American baseball player (1928–2013)

Leonard Joseph Yochim (October 16, 1928 - May 11, 2013) was an American professional baseball pitcher. He played in parts of two seasons in Major League Baseball for the Pittsburgh Pirates in 1951 and 1954, and later served in the organization for almost four decades. Yochim batted and threw left-handed.

Yochim was born and died in New Orleans, Louisiana. Highly touted by the Pittsburgh Pirates during his career, he was a screwball specialist and had a good curve as well, but a sore arm limited him to pitch in only 28.1 innings. He pitched in two games in 1951 and ten in 1954, ending his major league career with a 1–2 record and a 7.62 ERA in 12 games (three as a starter).

His professional career highlight came on December 8, 1955, when he became the first pitcher to throw a no-hitter in the Venezuelan Professional Baseball League for the Leones del Caracas club. Helped by catcher Earl Battey, Yochim accomplished the feat in the Caracas 3–0 victory over the Navegantes del Magallanes. Ramón Monzant was credited with the loss.
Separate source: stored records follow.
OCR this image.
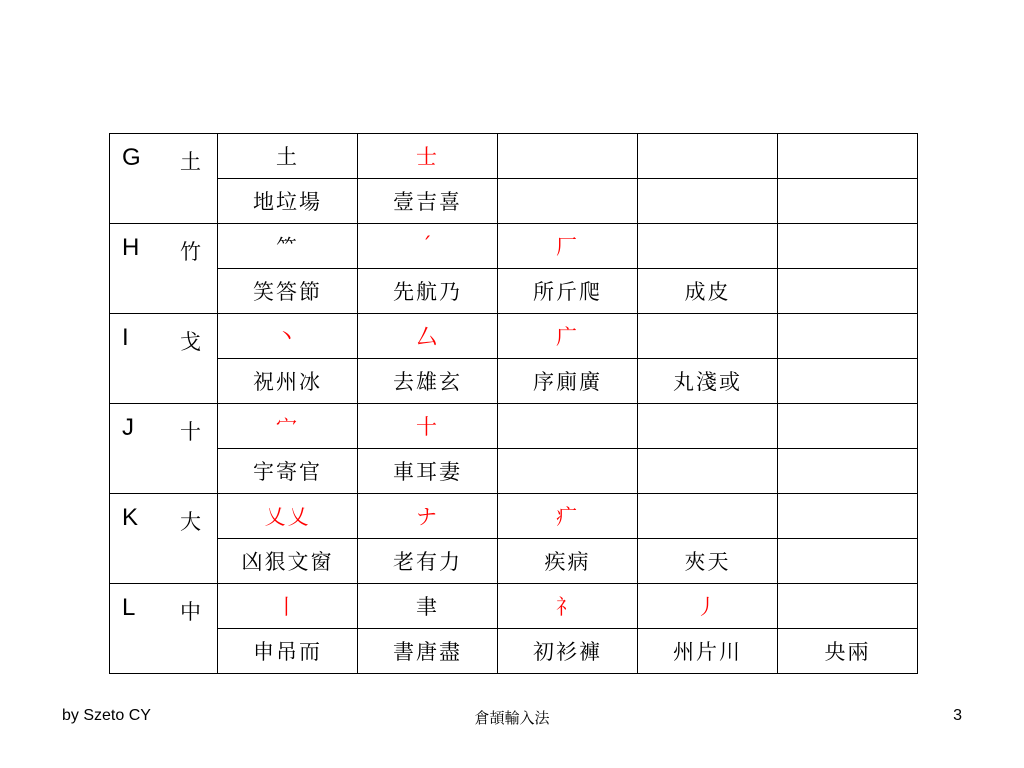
G 土	土	士			
	地垃場	壹吉喜			

H 竹	⺮	ˊ	厂		
	笑答節	先航乃	所斤爬	成皮	

I 戈	丶	厶	广		
	祝州冰	去雄玄	序廁廣	丸淺或	

J 十	宀	十			
	宇寄官	車耳妻			

K 大	乂乂	ナ	疒		
	凶狠文窗	老有力	疾病	夾天	

L 中	丨	聿	礻	丿	
	申吊而	書唐盡	初衫褲	州片川	央兩
by Szeto CY	倉頡輸入法	3
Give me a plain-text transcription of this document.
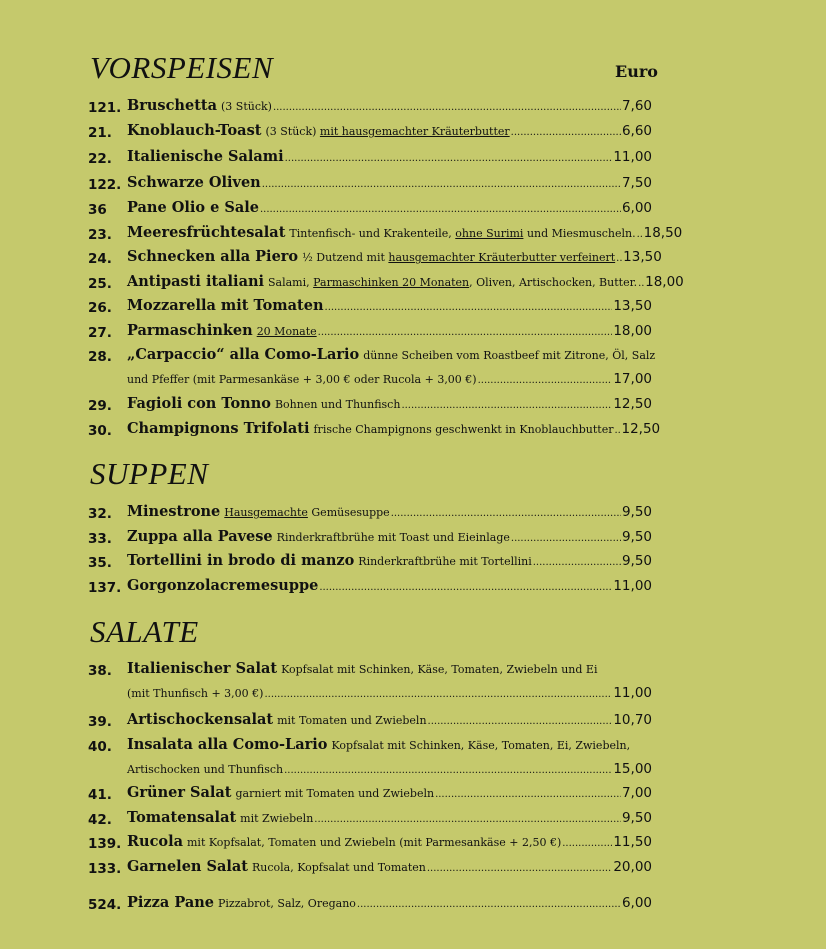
VORSPEISEN	Euro
121. Bruschetta (3 Stück) .....	7,60
21. Knoblauch-Toast (3 Stück) mit hausgemachter Kräuterbutter .....	6,60
22. Italienische Salami .....	11,00
122. Schwarze Oliven .....	7,50
36 Pane Olio e Sale .....	6,00
23. Meeresfrüchtesalat Tintenfisch- und Krakenteile, ohne Surimi und Miesmuscheln. ..... 18,50
24. Schnecken alla Piero ½ Dutzend mit hausgemachter Kräuterbutter verfeinert ..... 13,50
25. Antipasti italiani Salami, Parmaschinken 20 Monaten, Oliven, Artischocken, Butter. ..... 18,00
26. Mozzarella mit Tomaten .....	13,50
27. Parmaschinken 20 Monate .....	18,00
28. „Carpaccio“ alla Como-Lario dünne Scheiben vom Roastbeef mit Zitrone, Öl, Salz
und Pfeffer (mit Parmesankäse + 3,00 € oder Rucola + 3,00 €) .....	17,00
29. Fagioli con Tonno Bohnen und Thunfisch .....	12,50
30. Champignons Trifolati frische Champignons geschwenkt in Knoblauchbutter ..... 12,50
SUPPEN
32. Minestrone Hausgemachte Gemüsesuppe .....	9,50
33. Zuppa alla Pavese Rinderkraftbrühe mit Toast und Eieinlage .....	9,50
35. Tortellini in brodo di manzo Rinderkraftbrühe mit Tortellini .....	9,50
137. Gorgonzolacremesuppe .....	11,00
SALATE
38. Italienischer Salat Kopfsalat mit Schinken, Käse, Tomaten, Zwiebeln und Ei
(mit Thunfisch + 3,00 €) .....	11,00
39. Artischockensalat mit Tomaten und Zwiebeln .....	10,70
40. Insalata alla Como-Lario Kopfsalat mit Schinken, Käse, Tomaten, Ei, Zwiebeln,
Artischocken und Thunfisch .....	15,00
41. Grüner Salat garniert mit Tomaten und Zwiebeln .....	7,00
42. Tomatensalat mit Zwiebeln .....	9,50
139. Rucola mit Kopfsalat, Tomaten und Zwiebeln (mit Parmesankäse + 2,50 €) .....	11,50
133. Garnelen Salat Rucola, Kopfsalat und Tomaten .....	20,00
524. Pizza Pane Pizzabrot, Salz, Oregano .....	6,00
Besides, he also played in the league for Vargas, Gavilanes and Magallanes, compiling a 29–20 record and a 3.57 ERA in 86 games from 1952 through 1956, while pitching for Caracas in the 1953 Caribbean Series.

Following his playing career, Yochim rejoined the Pittsburgh Pirates organization in 1966 to become a member of their baseball operations department. He served as an area scout, national crosschecker and major-league scout for the Pirates before moving into the front office in 1994. Yochim also worked as a senior adviser for player personnel from 1994 through 2004, when he decided not to return for another season.

He was the older brother of former MLB pitcher and minor league manager and coach Ray Yochim (1922–2002).